|NASHVILLE CITY PAPER|
teen hit makers Hanson carry success to adulthood
Ron Wynn, email@example.com
Posted: Thursday, October 2, 2008 1:26 am
During the late ‘90s, Isaac, Taylor and Zac Hanson became huge stars. They were among the biggest music stories of the summer of 1997, particularly after their CD Middle of Nowhere made Hanson international celebrities.
Today they’re not only older and wiser, but thoroughly in charge of their destiny as performers. Hanson has operated its own record label for more than four years. They began their “Walk Tour” last year in Nashville at The Wildhorse Saloon, the identical site of Friday’s return concert with the band Everybody Else.
“The incredible response we got from the fans in Nashville really helped launch our tour and showed us that the fans would respond positively to the campaign,” Taylor Hanson said. “The whole ‘Walk’ program is designed to show what individual citizens can do if they participate to help bring about positive change in society. You don’t have to be a celebrity to contribute, and that’s the main message that we’ve tried to emphasize during this tour.”

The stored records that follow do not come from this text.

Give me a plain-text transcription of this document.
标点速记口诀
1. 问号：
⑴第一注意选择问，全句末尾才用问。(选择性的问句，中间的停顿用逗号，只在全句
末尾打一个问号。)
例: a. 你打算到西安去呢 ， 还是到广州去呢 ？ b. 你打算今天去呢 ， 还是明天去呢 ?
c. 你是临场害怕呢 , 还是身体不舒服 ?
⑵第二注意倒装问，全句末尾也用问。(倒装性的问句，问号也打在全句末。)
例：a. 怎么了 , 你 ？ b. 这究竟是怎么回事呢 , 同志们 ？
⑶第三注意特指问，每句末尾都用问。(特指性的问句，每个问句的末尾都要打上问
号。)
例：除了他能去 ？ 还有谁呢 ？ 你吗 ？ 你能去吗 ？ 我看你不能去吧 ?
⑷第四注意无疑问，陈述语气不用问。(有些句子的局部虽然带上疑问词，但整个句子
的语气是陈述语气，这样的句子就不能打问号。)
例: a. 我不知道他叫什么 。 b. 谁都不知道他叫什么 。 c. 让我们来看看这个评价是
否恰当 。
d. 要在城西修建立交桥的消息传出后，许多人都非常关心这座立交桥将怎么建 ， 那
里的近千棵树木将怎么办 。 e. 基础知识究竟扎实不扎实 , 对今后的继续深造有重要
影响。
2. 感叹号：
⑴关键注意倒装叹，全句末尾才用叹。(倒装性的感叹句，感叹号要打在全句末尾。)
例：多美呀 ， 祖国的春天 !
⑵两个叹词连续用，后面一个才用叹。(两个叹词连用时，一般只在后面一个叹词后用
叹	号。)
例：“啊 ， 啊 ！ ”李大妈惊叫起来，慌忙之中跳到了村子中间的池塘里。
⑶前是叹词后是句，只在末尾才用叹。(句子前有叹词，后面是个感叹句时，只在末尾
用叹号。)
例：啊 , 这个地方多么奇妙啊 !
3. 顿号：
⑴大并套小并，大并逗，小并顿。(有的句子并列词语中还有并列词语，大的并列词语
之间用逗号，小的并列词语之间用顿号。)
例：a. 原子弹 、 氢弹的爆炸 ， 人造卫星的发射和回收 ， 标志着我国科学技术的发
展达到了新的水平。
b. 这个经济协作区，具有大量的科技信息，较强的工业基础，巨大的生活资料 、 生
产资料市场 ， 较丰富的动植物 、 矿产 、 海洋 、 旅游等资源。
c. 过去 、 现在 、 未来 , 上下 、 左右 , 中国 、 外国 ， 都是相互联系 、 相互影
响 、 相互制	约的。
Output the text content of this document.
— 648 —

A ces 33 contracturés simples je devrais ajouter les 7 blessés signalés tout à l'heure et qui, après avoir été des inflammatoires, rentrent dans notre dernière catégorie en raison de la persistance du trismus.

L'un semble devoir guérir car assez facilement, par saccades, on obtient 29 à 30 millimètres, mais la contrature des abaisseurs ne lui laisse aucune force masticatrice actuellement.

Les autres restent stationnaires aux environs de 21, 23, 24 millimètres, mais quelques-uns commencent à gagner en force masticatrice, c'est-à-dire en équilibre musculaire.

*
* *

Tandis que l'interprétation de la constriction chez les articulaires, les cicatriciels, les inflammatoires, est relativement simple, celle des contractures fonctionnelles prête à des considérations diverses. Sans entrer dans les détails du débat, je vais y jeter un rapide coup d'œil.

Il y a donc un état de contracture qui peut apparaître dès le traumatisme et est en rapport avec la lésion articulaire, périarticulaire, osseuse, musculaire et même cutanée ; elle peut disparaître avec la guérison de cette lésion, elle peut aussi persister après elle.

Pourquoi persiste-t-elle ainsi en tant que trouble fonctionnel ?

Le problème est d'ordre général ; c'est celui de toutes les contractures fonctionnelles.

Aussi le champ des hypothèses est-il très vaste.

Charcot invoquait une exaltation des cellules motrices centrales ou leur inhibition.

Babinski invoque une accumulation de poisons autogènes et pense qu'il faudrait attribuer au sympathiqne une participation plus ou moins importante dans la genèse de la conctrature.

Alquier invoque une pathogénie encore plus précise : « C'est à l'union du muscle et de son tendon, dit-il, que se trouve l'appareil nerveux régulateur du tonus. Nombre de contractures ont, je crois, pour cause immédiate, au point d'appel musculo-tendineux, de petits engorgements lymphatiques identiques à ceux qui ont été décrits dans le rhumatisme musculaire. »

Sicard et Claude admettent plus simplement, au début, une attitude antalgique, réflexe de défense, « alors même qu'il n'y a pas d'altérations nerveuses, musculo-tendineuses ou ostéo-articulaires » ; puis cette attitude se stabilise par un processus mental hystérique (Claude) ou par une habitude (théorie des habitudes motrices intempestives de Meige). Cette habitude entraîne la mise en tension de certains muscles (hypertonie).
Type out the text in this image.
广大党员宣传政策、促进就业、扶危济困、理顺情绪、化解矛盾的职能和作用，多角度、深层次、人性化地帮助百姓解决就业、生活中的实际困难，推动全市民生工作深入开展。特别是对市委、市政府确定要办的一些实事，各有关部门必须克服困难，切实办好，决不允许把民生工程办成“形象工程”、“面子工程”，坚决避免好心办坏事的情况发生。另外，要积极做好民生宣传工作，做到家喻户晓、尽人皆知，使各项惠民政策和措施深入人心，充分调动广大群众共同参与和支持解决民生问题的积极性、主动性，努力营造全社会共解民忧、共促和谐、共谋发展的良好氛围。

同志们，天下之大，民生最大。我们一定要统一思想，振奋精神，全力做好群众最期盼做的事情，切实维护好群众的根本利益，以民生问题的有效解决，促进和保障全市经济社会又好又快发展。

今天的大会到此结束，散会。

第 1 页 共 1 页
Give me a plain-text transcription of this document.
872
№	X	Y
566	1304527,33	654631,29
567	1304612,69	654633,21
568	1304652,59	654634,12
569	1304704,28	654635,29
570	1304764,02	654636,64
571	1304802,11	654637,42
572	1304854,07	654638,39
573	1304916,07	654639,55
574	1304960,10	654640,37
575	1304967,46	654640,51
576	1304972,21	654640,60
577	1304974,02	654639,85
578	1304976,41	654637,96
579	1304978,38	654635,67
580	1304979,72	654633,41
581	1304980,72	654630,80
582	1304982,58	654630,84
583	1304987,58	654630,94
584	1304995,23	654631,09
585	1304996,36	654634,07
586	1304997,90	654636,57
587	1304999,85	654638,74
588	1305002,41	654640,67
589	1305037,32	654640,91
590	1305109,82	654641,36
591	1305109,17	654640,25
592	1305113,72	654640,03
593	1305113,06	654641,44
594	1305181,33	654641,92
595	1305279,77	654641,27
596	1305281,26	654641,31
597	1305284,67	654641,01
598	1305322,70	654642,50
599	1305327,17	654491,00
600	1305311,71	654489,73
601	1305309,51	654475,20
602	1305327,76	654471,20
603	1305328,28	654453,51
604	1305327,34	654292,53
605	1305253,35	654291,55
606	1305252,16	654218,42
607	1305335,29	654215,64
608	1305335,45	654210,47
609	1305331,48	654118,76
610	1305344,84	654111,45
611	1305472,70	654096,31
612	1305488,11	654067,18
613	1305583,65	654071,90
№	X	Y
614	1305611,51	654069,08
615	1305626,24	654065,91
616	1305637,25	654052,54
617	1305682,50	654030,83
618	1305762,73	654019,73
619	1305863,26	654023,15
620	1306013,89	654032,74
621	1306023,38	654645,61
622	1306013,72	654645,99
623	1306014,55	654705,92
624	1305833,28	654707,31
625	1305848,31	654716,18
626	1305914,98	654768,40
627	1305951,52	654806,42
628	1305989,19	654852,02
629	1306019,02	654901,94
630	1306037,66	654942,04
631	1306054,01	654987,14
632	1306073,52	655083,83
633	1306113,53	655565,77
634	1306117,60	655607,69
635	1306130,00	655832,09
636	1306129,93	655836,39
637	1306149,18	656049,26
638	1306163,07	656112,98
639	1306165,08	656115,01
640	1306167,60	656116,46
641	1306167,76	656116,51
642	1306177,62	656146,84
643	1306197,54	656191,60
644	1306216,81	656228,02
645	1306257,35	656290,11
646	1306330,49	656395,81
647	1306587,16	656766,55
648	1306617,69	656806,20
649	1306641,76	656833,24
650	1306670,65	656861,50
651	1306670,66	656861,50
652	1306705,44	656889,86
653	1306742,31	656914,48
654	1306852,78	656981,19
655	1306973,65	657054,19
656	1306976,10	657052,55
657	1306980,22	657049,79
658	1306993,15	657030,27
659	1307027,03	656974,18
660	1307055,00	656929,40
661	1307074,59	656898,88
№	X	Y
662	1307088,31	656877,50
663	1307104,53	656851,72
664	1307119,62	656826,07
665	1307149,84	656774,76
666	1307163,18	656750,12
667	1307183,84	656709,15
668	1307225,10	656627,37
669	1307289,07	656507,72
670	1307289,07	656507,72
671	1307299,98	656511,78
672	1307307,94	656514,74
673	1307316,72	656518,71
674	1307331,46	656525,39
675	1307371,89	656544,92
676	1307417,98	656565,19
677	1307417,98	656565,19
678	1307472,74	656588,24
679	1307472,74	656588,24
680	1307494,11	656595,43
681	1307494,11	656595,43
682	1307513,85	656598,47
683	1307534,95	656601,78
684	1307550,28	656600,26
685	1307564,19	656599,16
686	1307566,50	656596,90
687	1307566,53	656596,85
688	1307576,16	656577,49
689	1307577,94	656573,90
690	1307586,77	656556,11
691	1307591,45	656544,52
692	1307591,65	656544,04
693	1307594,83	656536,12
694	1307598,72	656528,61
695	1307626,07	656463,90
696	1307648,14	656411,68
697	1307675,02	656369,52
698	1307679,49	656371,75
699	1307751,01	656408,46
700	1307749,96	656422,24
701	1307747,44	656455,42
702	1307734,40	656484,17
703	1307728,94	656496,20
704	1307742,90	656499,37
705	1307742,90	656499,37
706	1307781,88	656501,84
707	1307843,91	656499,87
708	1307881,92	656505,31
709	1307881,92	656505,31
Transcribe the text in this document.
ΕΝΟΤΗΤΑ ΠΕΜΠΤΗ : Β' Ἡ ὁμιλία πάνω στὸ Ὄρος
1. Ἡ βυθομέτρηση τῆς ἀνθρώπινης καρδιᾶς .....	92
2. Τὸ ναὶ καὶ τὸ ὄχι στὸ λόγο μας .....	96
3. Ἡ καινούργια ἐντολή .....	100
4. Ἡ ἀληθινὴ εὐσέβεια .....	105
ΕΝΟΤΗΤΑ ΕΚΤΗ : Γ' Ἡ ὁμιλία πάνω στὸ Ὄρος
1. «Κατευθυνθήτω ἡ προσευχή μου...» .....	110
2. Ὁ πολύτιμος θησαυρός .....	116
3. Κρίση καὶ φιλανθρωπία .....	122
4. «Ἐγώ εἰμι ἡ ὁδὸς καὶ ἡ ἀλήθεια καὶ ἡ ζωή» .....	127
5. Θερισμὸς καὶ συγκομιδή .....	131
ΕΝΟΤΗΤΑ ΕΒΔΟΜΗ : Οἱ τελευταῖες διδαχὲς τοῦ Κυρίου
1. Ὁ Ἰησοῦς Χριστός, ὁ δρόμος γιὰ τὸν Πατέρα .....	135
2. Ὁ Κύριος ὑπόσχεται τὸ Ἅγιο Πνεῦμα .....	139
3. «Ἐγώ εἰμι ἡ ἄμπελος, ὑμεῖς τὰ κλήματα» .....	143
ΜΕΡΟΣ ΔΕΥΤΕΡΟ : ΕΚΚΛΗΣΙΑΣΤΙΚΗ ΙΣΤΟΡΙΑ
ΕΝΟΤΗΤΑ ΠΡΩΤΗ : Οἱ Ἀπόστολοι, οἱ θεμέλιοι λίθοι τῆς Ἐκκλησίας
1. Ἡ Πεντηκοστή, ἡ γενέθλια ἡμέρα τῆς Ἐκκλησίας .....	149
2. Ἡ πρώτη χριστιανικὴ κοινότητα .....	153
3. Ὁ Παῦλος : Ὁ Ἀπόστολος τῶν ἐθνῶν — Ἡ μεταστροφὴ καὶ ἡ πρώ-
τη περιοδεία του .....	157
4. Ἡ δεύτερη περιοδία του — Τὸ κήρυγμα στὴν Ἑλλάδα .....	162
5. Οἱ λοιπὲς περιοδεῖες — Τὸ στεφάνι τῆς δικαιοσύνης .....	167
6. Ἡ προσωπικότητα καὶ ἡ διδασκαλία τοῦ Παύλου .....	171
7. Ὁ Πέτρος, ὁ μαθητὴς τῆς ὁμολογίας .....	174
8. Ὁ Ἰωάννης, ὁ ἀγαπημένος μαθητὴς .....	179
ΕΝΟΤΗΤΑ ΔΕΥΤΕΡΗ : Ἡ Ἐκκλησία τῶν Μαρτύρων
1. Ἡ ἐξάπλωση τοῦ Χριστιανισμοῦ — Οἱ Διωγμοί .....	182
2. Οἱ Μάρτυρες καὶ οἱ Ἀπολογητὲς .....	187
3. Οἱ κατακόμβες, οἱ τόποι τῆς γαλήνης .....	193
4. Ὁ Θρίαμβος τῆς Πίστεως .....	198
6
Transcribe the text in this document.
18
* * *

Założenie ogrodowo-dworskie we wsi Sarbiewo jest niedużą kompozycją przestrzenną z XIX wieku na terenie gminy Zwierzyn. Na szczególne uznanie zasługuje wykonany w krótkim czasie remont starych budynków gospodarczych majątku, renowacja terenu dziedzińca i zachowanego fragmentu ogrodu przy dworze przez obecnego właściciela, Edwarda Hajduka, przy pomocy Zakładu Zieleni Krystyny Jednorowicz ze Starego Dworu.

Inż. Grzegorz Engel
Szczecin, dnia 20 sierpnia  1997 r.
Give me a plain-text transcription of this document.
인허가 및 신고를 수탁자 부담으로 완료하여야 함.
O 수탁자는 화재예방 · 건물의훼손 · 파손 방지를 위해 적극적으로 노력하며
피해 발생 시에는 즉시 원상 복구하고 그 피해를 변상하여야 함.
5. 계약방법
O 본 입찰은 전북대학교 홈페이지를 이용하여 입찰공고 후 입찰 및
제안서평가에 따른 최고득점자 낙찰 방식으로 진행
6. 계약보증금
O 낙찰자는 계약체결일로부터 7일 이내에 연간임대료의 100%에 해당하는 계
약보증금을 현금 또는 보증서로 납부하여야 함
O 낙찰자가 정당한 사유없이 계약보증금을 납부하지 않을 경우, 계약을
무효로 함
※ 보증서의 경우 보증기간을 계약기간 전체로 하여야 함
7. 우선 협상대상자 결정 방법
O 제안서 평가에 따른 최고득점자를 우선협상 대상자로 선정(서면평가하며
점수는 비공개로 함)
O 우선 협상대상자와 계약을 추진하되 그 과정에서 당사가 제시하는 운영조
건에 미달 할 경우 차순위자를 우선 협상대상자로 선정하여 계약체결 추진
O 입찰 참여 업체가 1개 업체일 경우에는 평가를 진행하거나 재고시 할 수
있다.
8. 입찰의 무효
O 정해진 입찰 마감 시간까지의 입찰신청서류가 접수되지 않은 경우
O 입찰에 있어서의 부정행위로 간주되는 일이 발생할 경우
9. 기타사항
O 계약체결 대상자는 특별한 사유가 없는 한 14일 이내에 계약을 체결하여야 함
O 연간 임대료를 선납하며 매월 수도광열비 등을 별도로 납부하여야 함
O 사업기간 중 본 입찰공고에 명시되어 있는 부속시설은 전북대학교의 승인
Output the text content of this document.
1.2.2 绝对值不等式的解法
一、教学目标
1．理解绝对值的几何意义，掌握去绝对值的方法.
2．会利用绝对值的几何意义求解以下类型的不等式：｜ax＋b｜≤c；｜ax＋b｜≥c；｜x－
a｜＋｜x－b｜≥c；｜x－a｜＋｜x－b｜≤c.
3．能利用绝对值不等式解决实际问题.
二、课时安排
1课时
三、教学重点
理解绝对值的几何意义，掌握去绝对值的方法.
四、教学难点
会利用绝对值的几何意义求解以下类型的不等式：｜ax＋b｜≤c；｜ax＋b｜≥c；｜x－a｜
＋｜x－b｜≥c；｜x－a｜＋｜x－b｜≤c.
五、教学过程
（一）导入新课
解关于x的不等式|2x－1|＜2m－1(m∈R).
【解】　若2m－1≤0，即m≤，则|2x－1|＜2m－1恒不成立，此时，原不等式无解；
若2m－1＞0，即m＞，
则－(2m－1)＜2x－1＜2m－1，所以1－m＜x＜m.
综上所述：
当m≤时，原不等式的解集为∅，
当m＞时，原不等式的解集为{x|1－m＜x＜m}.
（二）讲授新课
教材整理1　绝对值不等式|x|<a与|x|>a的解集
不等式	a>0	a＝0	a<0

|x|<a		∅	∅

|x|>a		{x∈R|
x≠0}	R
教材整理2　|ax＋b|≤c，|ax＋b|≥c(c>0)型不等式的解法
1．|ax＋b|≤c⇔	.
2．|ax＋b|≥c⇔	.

“The Walk Tour” is a campaign to fight poverty and AIDS in Africa, and Hanson has partnered with American company TOMS Shoes. For every pair of shoes sold, the company donates another pair for a child in Africa.
The group asks fans in every city to join them in a one-mile barefoot walk before each concert to represent what a typical African child goes through on a daily basis. In addition, a dollar is donated for every mile that the fans walk, and they choose from a list of charities where their contributions will be donated.
The ultimate goal is to walk around the world, and raise the subsequent funds matching the destination.
Interestingly, in the hit single “That’s Just The Way We Roll” from the Jonas Brothers — who are, to some extent, this decade’s equivalent of Hanson, they reference the band with the line “Pop and lock, battle dance against Hanson.”
“We haven’t really had that much contact directly with them, but we respect their music and have heard that they feel the same way about us,” Taylor said. “We can certainly talk to them about the pitfalls of stardom and the things that we went through, and also about what it takes to sustain yourselves and really be a band rather than just a momentary sensation.”
While their song “MMMBop” forever pegged the Tulsa, Okla., trio in the eyes of critics and some fans as the epitome of bubble-gum pop, Hanson began as an a cappella singing group and covered plenty of R&B and rock ‘n’ roll hits from such legends as Chuck Berry and Bobby Darin.
They all started as pianists, but later Isaac began playing guitar and Zac drums, while Taylor remained on keyboards. They’d already made two independent albums of material a lot more diversified than much of what was on Middle of Nowhere, but once that disc clicked, and other things like a fan magazine, documentary and even Hanson: The Official Book made them huge celebrities, the group discovered the other side of fame.
“We got caught in a bunch of record label mergers and consolidation,” Taylor said. “We ended up on Def Jam, which is a fantastic company for rappers and R&B, but not exactly a place that really knew or was comfortable with our type of music. But they didn’t want to let us go because we were still making plenty of money for the company. So we went through a whole three-year period of bringing them songs and having them turned down (almost 90 cuts).”
The group subsequently kept touring, even after the label pulled support from them, maintaining their careers through their own funds.
Finally they began 3CG Records, establishing distribution deals both in America and overseas with major firms, while retaining creative control over their content. The 2004 CD Underneath became one of the top-selling indie releases of all time, and they’ve continued to record and tour.
A celebrated documentary Strong Enough to Break illuminates the problems they had with Def Jam and the decision to found their own label.
Recent Hanson songs and discs such as Middle of Nowhere, a re-recording of their first studio album, plus an acoustic version of that same item, are now available on iTunes, as well as edited episodes of the documentary Strong Enough to Break.
The single “Go” has also done well overseas, and Hanson can still pack clubs and arenas wherever they appear.
“We’ve always looked at this as something that was part of our lives rather than just a way to make some quick money and then kind of fade away,” Taylor said. “Music is a way of life for us, and something that’s always been a very important part of our lives. We want to keep growing as a band, and continue making discs and songs that have quality and inspire our fans.”